OSWEGO – Hayden Bowman’s book smarts prevented the Oswego senior right-hander from finishing a brilliant start Thursday, not that he minded.
All in a busy day’s work.
Bowman walked off the mound after six shutout innings and 75 pitches and walked right to a National Honor Society event scheduled for 6 p.m. at the school where he received his senior cord for completing service hours.
“I actually went there in uniform,” Bowman said. “All pinstripes, walking across the stage.”
A sharp look after a sharp day at the office. Bowman retired the first 11 batters he faced, and allowed just three hits and a walk while striking out four as Oswego beat visiting West Aurora 6-2 in the rubber game of the three-game Southwest Prairie West series.
Bowman, who plans to study data science at Wisconsin-Parkside while playing baseball, carries a weighted 4.4 grade point average at Oswego.
He carried a precise game plan into his third start of the season, and exacted it beautifully. Only four outs reached the outfield, with nine ground balls, including a comebacker from the last batter Bowman faced.
Mason Atkins doubled with two outs in the fourth for West Aurora’s first base runner, but Oswego third baseman Anthony Comperda made a dynamite diving stop and throw for the inning’s third out.

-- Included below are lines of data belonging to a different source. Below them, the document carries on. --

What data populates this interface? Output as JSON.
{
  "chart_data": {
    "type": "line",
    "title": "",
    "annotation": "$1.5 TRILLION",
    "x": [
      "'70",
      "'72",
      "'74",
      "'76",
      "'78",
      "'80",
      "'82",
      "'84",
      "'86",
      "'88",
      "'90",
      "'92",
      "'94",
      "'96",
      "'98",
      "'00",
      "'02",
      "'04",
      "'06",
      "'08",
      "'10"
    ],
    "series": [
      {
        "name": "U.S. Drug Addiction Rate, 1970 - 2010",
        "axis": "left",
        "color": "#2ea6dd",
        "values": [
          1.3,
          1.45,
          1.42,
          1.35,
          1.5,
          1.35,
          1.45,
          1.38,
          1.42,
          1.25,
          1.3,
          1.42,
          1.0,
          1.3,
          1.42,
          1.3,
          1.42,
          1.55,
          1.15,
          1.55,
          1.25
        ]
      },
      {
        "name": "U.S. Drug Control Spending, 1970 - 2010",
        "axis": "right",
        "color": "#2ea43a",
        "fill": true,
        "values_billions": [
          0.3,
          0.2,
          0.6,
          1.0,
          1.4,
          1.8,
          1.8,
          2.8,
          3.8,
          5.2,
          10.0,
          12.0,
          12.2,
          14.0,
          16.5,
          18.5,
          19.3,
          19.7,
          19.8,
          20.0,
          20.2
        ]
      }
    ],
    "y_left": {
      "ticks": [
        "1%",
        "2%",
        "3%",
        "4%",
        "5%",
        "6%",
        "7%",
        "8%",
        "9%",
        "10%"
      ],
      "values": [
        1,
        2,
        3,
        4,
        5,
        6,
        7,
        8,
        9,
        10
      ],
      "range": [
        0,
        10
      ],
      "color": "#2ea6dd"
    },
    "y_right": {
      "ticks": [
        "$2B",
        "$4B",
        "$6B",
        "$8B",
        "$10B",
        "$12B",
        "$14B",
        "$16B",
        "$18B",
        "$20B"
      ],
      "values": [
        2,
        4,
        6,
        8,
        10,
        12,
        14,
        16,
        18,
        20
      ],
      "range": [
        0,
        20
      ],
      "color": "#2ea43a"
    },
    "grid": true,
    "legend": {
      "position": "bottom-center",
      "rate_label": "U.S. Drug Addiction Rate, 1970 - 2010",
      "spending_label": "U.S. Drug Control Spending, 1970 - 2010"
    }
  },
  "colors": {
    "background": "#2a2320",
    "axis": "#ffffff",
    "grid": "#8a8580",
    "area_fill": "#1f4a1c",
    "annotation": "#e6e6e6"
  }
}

“I came to the game wanting to be efficient and throw strikes. That was the plan no matter what the situation was attack, attack, attack,” Bowman said. “The first two games we struggled early with walks and throwing strikes. I wanted to set the tone early, attack with the fastball early and work off of that.”

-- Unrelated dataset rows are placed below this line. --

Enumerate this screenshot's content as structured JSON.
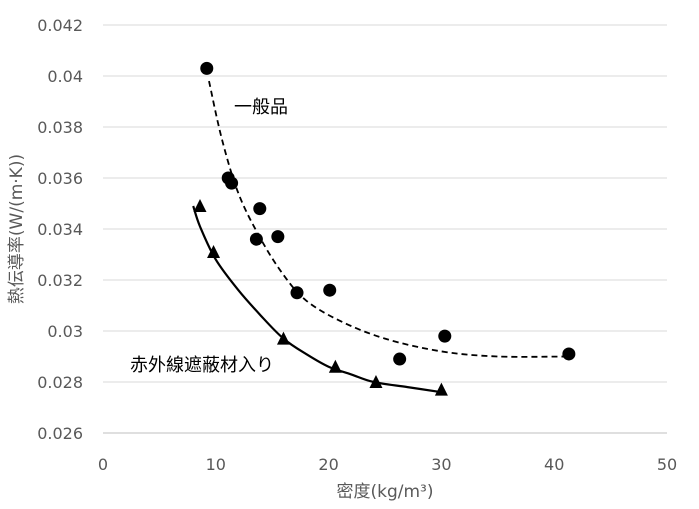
{
  "chart_data": {
    "type": "scatter",
    "xlabel": "密度(kg/m³)",
    "ylabel": "熱伝導率(W/(m·K))",
    "xlim": [
      0,
      50
    ],
    "ylim": [
      0.026,
      0.042
    ],
    "x_ticks": [
      {
        "value": 0,
        "label": "0"
      },
      {
        "value": 10,
        "label": "10"
      },
      {
        "value": 20,
        "label": "20"
      },
      {
        "value": 30,
        "label": "30"
      },
      {
        "value": 40,
        "label": "40"
      },
      {
        "value": 50,
        "label": "50"
      }
    ],
    "y_ticks": [
      {
        "value": 0.026,
        "label": "0.026"
      },
      {
        "value": 0.028,
        "label": "0.028"
      },
      {
        "value": 0.03,
        "label": "0.03"
      },
      {
        "value": 0.032,
        "label": "0.032"
      },
      {
        "value": 0.034,
        "label": "0.034"
      },
      {
        "value": 0.036,
        "label": "0.036"
      },
      {
        "value": 0.038,
        "label": "0.038"
      },
      {
        "value": 0.04,
        "label": "0.04"
      },
      {
        "value": 0.042,
        "label": "0.042"
      }
    ],
    "grid": {
      "horizontal": true,
      "vertical": false
    },
    "legend": "none",
    "series": [
      {
        "id": "general",
        "label": "一般品",
        "marker": "circle",
        "color": "#000000",
        "trend_style": "dashed",
        "points": [
          {
            "x": 9.2,
            "y": 0.0403
          },
          {
            "x": 11.1,
            "y": 0.036
          },
          {
            "x": 11.4,
            "y": 0.0358
          },
          {
            "x": 13.6,
            "y": 0.0336
          },
          {
            "x": 13.9,
            "y": 0.0348
          },
          {
            "x": 15.5,
            "y": 0.0337
          },
          {
            "x": 17.2,
            "y": 0.0315
          },
          {
            "x": 20.1,
            "y": 0.0316
          },
          {
            "x": 26.3,
            "y": 0.0289
          },
          {
            "x": 30.3,
            "y": 0.0298
          },
          {
            "x": 41.3,
            "y": 0.0291
          }
        ],
        "trend": [
          {
            "x": 9.4,
            "y": 0.0398
          },
          {
            "x": 10.5,
            "y": 0.0376
          },
          {
            "x": 12,
            "y": 0.0354
          },
          {
            "x": 14,
            "y": 0.0336
          },
          {
            "x": 16,
            "y": 0.0322
          },
          {
            "x": 18,
            "y": 0.0312
          },
          {
            "x": 21,
            "y": 0.0304
          },
          {
            "x": 25,
            "y": 0.0297
          },
          {
            "x": 30,
            "y": 0.0292
          },
          {
            "x": 35,
            "y": 0.029
          },
          {
            "x": 41.3,
            "y": 0.029
          }
        ]
      },
      {
        "id": "infrared",
        "label": "赤外線遮蔽材入り",
        "marker": "triangle",
        "color": "#000000",
        "trend_style": "solid",
        "points": [
          {
            "x": 8.6,
            "y": 0.0349
          },
          {
            "x": 9.8,
            "y": 0.0331
          },
          {
            "x": 16.0,
            "y": 0.0297
          },
          {
            "x": 20.6,
            "y": 0.0286
          },
          {
            "x": 24.2,
            "y": 0.028
          },
          {
            "x": 30.0,
            "y": 0.0277
          }
        ],
        "trend": [
          {
            "x": 8.0,
            "y": 0.0349
          },
          {
            "x": 8.6,
            "y": 0.0341
          },
          {
            "x": 10.0,
            "y": 0.0328
          },
          {
            "x": 12.0,
            "y": 0.0316
          },
          {
            "x": 14.0,
            "y": 0.0306
          },
          {
            "x": 16.0,
            "y": 0.0297
          },
          {
            "x": 18.0,
            "y": 0.0291
          },
          {
            "x": 20.0,
            "y": 0.0286
          },
          {
            "x": 22.0,
            "y": 0.0283
          },
          {
            "x": 24.0,
            "y": 0.028
          },
          {
            "x": 27.0,
            "y": 0.0278
          },
          {
            "x": 30.0,
            "y": 0.0276
          }
        ]
      }
    ]
  }
}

Bowman, a lanky 6-foot-2 sporting prescription glasses, didn’t sniff much of the mound as a junior as he struggled with confidence in his first varsity season. He’s clearly found it.
Bowman struck out 11 and took a perfect game into the seventh inning of his first start this spring, two weeks ago against Joliet Central. And he’s been also good in relief, closing out a conference win over Plainfield North last week.
“He’s been really good, keeping the ball in the zone, mixing pitches,” Oswego coach Joe Giarrante said. “He does well when he pounds the zone and pitches with confidence, and we played defense behind him. The confidence is there and the stuff is good enough to get guys out. He’s always had that bigger frame and the ball gets on batters quicker than they think with his length. He throws strikes and throws three pitches for strikes. He struggled with confidence last year but he’s found it.”
Bowman agreed that he’s a different pitcher this year.
“I think the nerves are gone. The gut feeling you get when you are first out there in a varsity game, it can be intimidating,” Bowman said. “At times last year maybe it got the best of me. Trusting my stuff, trusting the players around me, I’ve known some of them for almost a decade. It’s a feeling of family.”
Oswego (13-7-1, 4-2) hardly hit West Aurora starter Zach Toma hard, but capitalized on free bases and defensive miscues. Dylan King doubled and scored on a Bronson Norwood sacrifice fly after a West Aurora error in the first, and the Panthers scored two runs in the third and two in the fourth with the aid of five Blackhawks’ walks and another error. Easton Ruby’s sacrifice fly scored Kam Jenkins to make it 5-0 in the fifth, and Ruby singled in King in the sixth for the sixth run.
Toma walked seven, and three came around to score, while Oswego had just five hits.
“That’s the name of the game is throwing strikes,” West Aurora coach John Reeves said. “You take those off the board and it’s a 3-2 game, a little tighter. Errors happen, that’s baseball, but you can control those walks. Last time out he barely walked anybody, but walks got him and drove his pitch count up.”
West Aurora (9-10, 1-5) scored two in the seventh with the help of three infield singles, Logan Weaver’s scoring the first run, before Oswego reliever Nick Tickle closed out the Panthers’ second straight SPC West series win with back-to-back strikeouts.
“You’re winning series, that will put you in contention to be at the top of the conference at the end of the year,” Giarrante said. “One game at a time. It’s good, our pitchers were very efficient this week.”